Mediante pesquisa realizada em cinco regiões brasileiras, constatou-se que aproximadamente 40% das pessoas não leem a bula dos medicamentos. Diante do risco que isso oferece ao usuário do medicamento, conversamos com o médico e diretor financeiro da Associação Médica de Cascavel (AMC), Dr. André Kamchen. Para ele, é importante ler a bula dos remédios, porque lá há informações relevantes sobre o princípio ativo do medicamento, bem como a indicação das pessoas que não podem fazer uso do mesmo (gestantes, idosos e crianças, por exemplo) e prescrição sobre a faixa etária também. “A bula tem instruções de toda parte técnica do medicamento prescrito pelo médico ao paciente, inclusive a dose (posologia) e instruções necessárias para dar segurança sobre a medicação”, explica o médico.

Foto: Cesar Pillati

Dr. André Kamchen em entrevista com a revista Afeto

Quando questionamos o Dr. André sobre as facilidades que a internet oferece e qual a segurança, ele faz questão de frisar que a bula ainda é confiável em tempos de globalização. “O grande problema da internet é que ela não tem um filtro e qualquer um pode escrever o que quiser. Mas nós médicos sabemos em quais fontes confiar, algo científico, que nós estudamos. Sabemos quais são as grandes bibliotecas que podemos recorrer. E isso só um médico tem conhecimento. A população em geral desconhece. É por isso que a prescrição médica e a bula são tão importantes”, ressalta o Dr. Kamchen.
Embora a bula contenha explicações bastante técnicas, ela também traz informações compreensíveis aos leigos. “Há muitos termos médicos, mas há coisas que todos podem entender. Em caso de dúvida, é sempre bom conversar com o seu médico, afinal, ele conhece os efeitos colaterais que o medicamento pode causar”, salienta ele.
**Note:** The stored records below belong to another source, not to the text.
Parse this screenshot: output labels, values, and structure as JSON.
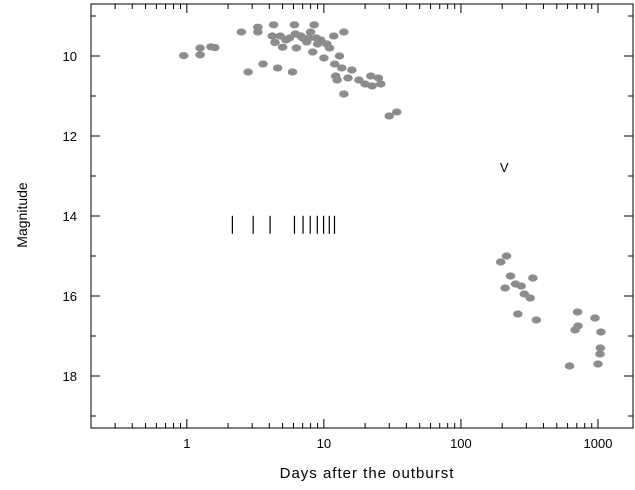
{
  "chart_data": {
    "type": "scatter",
    "xlabel": "Days after the outburst",
    "ylabel": "Magnitude",
    "x_scale": "log",
    "xlim": [
      0.2,
      1800
    ],
    "ylim": [
      8.7,
      19.3
    ],
    "y_inverted": true,
    "x_ticks": [
      1,
      10,
      100,
      1000
    ],
    "x_tick_labels": [
      "1",
      "10",
      "100",
      "1000"
    ],
    "y_ticks": [
      10,
      12,
      14,
      16,
      18
    ],
    "y_tick_labels": [
      "10",
      "12",
      "14",
      "16",
      "18"
    ],
    "grid": false,
    "point_color": "#8c8c8c",
    "series": [
      {
        "points": [
          {
            "x": 0.95,
            "y": 9.99
          },
          {
            "x": 1.25,
            "y": 9.8
          },
          {
            "x": 1.25,
            "y": 9.97
          },
          {
            "x": 1.5,
            "y": 9.77
          },
          {
            "x": 1.6,
            "y": 9.79
          },
          {
            "x": 2.5,
            "y": 9.4
          },
          {
            "x": 2.8,
            "y": 10.4
          },
          {
            "x": 3.3,
            "y": 9.28
          },
          {
            "x": 3.3,
            "y": 9.4
          },
          {
            "x": 3.6,
            "y": 10.2
          },
          {
            "x": 4.2,
            "y": 9.5
          },
          {
            "x": 4.3,
            "y": 9.22
          },
          {
            "x": 4.4,
            "y": 9.66
          },
          {
            "x": 4.6,
            "y": 10.3
          },
          {
            "x": 4.8,
            "y": 9.5
          },
          {
            "x": 5.0,
            "y": 9.78
          },
          {
            "x": 5.3,
            "y": 9.6
          },
          {
            "x": 5.6,
            "y": 9.55
          },
          {
            "x": 5.9,
            "y": 10.4
          },
          {
            "x": 6.1,
            "y": 9.22
          },
          {
            "x": 6.2,
            "y": 9.45
          },
          {
            "x": 6.3,
            "y": 9.8
          },
          {
            "x": 6.8,
            "y": 9.5
          },
          {
            "x": 7.0,
            "y": 9.55
          },
          {
            "x": 7.5,
            "y": 9.65
          },
          {
            "x": 7.8,
            "y": 9.55
          },
          {
            "x": 8.0,
            "y": 9.4
          },
          {
            "x": 8.3,
            "y": 9.9
          },
          {
            "x": 8.5,
            "y": 9.22
          },
          {
            "x": 8.8,
            "y": 9.55
          },
          {
            "x": 9.0,
            "y": 9.7
          },
          {
            "x": 9.5,
            "y": 9.6
          },
          {
            "x": 10.0,
            "y": 10.05
          },
          {
            "x": 10.5,
            "y": 9.7
          },
          {
            "x": 11.0,
            "y": 9.8
          },
          {
            "x": 11.8,
            "y": 9.5
          },
          {
            "x": 12.0,
            "y": 10.2
          },
          {
            "x": 12.2,
            "y": 10.5
          },
          {
            "x": 12.5,
            "y": 10.6
          },
          {
            "x": 13.0,
            "y": 10.0
          },
          {
            "x": 13.5,
            "y": 10.3
          },
          {
            "x": 14.0,
            "y": 9.4
          },
          {
            "x": 14.0,
            "y": 10.95
          },
          {
            "x": 15.0,
            "y": 10.55
          },
          {
            "x": 16.0,
            "y": 10.35
          },
          {
            "x": 18.0,
            "y": 10.6
          },
          {
            "x": 20.0,
            "y": 10.7
          },
          {
            "x": 22.0,
            "y": 10.5
          },
          {
            "x": 22.5,
            "y": 10.75
          },
          {
            "x": 25.0,
            "y": 10.55
          },
          {
            "x": 26.0,
            "y": 10.7
          },
          {
            "x": 30.0,
            "y": 11.5
          },
          {
            "x": 34.0,
            "y": 11.4
          },
          {
            "x": 195.0,
            "y": 15.15
          },
          {
            "x": 215.0,
            "y": 15.0
          },
          {
            "x": 210.0,
            "y": 15.8
          },
          {
            "x": 230.0,
            "y": 15.5
          },
          {
            "x": 250.0,
            "y": 15.7
          },
          {
            "x": 260.0,
            "y": 16.45
          },
          {
            "x": 275.0,
            "y": 15.75
          },
          {
            "x": 290.0,
            "y": 15.95
          },
          {
            "x": 320.0,
            "y": 16.05
          },
          {
            "x": 335.0,
            "y": 15.55
          },
          {
            "x": 355.0,
            "y": 16.6
          },
          {
            "x": 620.0,
            "y": 17.75
          },
          {
            "x": 680.0,
            "y": 16.85
          },
          {
            "x": 710.0,
            "y": 16.4
          },
          {
            "x": 715.0,
            "y": 16.75
          },
          {
            "x": 950.0,
            "y": 16.55
          },
          {
            "x": 1000.0,
            "y": 17.7
          },
          {
            "x": 1050.0,
            "y": 16.9
          },
          {
            "x": 1040.0,
            "y": 17.3
          },
          {
            "x": 1035.0,
            "y": 17.45
          }
        ]
      }
    ],
    "markers": [
      {
        "type": "tick_marks",
        "y": 14.22,
        "x": [
          2.15,
          3.05,
          4.05,
          6.1,
          7.05,
          7.95,
          8.95,
          9.95,
          10.95,
          11.95
        ]
      },
      {
        "type": "text",
        "text": "V",
        "x": 207,
        "y": 12.77
      }
    ]
  }
}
Outro questionamento que levantamos foi em relação ao uso pediátrico, ao que Dr. André, explica que o cuidado é sempre redobrado, pois as crianças têm doses específicas, mediante seu peso e sua idade. Nesse caso, os efeitos colaterais são potencializados. Dr. André, alerta ainda sobre o armazenamento. É importante procurar deixar os medicamentos fora do alcance das crianças.

Outra dúvida que buscamos esclarecer com o médico, foi sobre a questão da alergia aos corantes. Dr. André, nos diz que não é só no caso dos corantes, todo medicamento pode conter princípios que causem alergia, até podendo chegar a uma anafilaxia. “No caso dos corantes, especificamente, eles podem causar sim uma alergia importante ao paciente. Outro cuidado relevante é com xaropes e outros medicamentos adocicados que podem causar graves problemas para pessoas diabéticas. É muito importante ler a bula, pois lá se encontram todas as informações que podem trazem risco ao paciente”, finaliza o médico Dr. André Kamchen.